Sale Price - Cost Basis = Amount to be taxed

So...

$179k - $18k + $7k = $169k.

$173k - $168k = $5000

15% (long term capital gains rate) of $2000 = $750.

Do I get an A on the test?


This post was edited on 5/27/18 at 8:12 am
Posted by baldona
Florida
Member since Feb 2016
20461 posts
Posted on 5/27/18 at 7:55 am to
Your A/C will be depreciated also as long as it was a rental during the entire time after you purchased the AC system. Its depreciated on a 7 year basis I think? Not sure on that.

The house is depreciated on a 27 year basis I believe. So take the purchase price of the house minus the land value, and divide by 27 to get the yearly depreciation. That should be more like $42k in depreciation if my math is right?

I'm not an accountant, just own properties.

Posted by StringedInstruments
Member since Oct 2013
18414 posts
Posted on 5/27/18 at 8:11 am to
The a/c unit was purchased in 2017 and it was a rental until March 2018. I'm going by TurboTax's "amount of depreciation taken in prior years" on my 2017 form, which is $12,436 + this year's depreciation, which is $5,269 (Schedule E Line 18a). So the actual amount is ~$18k according to my returns.



Posted by baldona
Florida
Member since Feb 2016
20461 posts
Posted on 5/27/18 at 10:38 am to
Ah, so it was primary residence a couple of years then?
Posted by StringedInstruments
Member since Oct 2013
18414 posts
Posted on 5/27/18 at 12:26 pm to
quote:


Ah, so it was primary residence a couple of years then?


Yep. Renters moved in August 2014.
Posted by NEWBIE
Member since Jun 2008
196 posts
Posted on 5/27/18 at 12:54 pm to
Don't forget to take into account depreciation recapture.
Posted by StringedInstruments
Member since Oct 2013
18414 posts
Posted on 5/27/18 at 1:15 pm to
quote:

Don't forget to take into account depreciation recapture.


You have to remember that I am a 5 year old who shoves crayons up his nose.

Doing some initial reading doesn't make any sense to me. This link from Investopedia seems to suggest that someone who sells a $350k house for $430k after 11 years (including 11 years of depreciation) will owe a total $73k in taxes and depreciation recapture:

quote:

For example, consider a rental property that was purchased for $350,000 and has an annual depreciation of $20,000. After 11 years, the owner decides to sell the property for $430,000. The adjusted cost basis then is $350,000 – ($20,000 x 11) = $130,000. The realized gain on the sale will be $430,000 - $130,000 = $300,000. Capital gain on the property can be calculated as $300,000 – ($20,000 x 11) = $80,000, and the depreciation recapture gain is $20,000 x 11 = $220,000.

Let’s assume a 15% capital gains tax and that the owner falls in the 28% income tax bracket for 2017. The total amount of tax that the taxpayer will owe on the sale of this rental property is (0.15 x $80,000) + (0.28 x $220,000) = $12,000 + $61,600 = $73,600. The depreciation recapture amount is, thus, $61,600.


They sell it for a $80k profit but have to pay ~$74k?

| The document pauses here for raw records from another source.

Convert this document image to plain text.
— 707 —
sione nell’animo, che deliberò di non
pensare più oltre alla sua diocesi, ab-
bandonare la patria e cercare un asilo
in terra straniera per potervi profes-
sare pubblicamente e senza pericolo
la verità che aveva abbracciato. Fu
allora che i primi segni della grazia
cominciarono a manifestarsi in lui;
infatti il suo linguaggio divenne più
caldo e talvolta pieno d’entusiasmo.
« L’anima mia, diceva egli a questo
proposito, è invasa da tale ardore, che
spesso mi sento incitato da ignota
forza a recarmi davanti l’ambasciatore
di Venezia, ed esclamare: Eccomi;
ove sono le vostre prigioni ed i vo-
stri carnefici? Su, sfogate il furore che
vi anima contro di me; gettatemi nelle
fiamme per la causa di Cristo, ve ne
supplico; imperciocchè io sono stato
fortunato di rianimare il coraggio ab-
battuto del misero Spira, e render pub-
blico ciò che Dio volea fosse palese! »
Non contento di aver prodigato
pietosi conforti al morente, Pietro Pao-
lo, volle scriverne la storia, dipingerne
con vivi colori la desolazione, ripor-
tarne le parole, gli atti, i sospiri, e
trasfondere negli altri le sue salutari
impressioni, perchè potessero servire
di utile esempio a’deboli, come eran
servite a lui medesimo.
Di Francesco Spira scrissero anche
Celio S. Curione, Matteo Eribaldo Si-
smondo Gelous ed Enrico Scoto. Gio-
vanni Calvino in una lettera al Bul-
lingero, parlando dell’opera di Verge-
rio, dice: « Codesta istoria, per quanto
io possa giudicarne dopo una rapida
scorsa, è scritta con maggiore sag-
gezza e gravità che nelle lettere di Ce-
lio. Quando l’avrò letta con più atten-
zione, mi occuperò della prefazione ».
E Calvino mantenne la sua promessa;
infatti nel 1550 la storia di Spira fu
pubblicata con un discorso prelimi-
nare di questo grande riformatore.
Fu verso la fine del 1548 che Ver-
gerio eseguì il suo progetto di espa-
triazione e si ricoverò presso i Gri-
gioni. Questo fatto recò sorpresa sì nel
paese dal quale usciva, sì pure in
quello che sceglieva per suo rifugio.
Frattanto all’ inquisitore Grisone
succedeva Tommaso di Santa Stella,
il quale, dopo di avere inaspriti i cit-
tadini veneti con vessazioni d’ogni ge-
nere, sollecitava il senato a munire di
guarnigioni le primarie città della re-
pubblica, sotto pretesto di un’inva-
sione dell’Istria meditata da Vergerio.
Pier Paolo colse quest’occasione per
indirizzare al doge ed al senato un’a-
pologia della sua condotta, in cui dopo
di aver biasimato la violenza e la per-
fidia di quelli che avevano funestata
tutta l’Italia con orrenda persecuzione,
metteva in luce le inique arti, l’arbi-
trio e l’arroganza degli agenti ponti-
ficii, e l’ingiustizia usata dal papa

I must be misunderstanding that.
Posted by Mingo Was His NameO
Brooklyn
Member since Mar 2016
25455 posts
Posted on 5/27/18 at 1:24 pm to
quote:

They sell it for a $80k profit


No they sold it at a 220k profit because they were deducting 20k of income every year for 11 years. Depreciation recapture taxes up to what youve taken as depreciation at regular rates because you were deducting it at regular rates yearly. So in your case, if I'm understanding your facts correctly, you are going to recognize your 5k profit at ordinary rates because you've taken more than 5k of depreciation on the property.
Posted by StringedInstruments
Member since Oct 2013
18414 posts
Posted on 5/27/18 at 1:38 pm to
quote:

No they sold it at a 220k profit because they were deducting 20k of income every year for 11 years. Depreciation recapture taxes up to what youve taken as depreciation at regular rates because you were deducting it at regular rates yearly. So in your case, if I'm understanding your facts correctly, you are going to recognize your 5k profit at ordinary rates because you've taken more than 5k of depreciation on the property.



Ah. Got it.

I'm just going to sock away $1500 and hope that covers it.
Posted by tigeryat
God's Country
Member since Oct 2005
2912 posts
Posted on 5/27/18 at 8:16 pm to
quote:


Do I get an A on the test?



No.

The depreciation recapture amount is taxed at your ordinary income tax rate.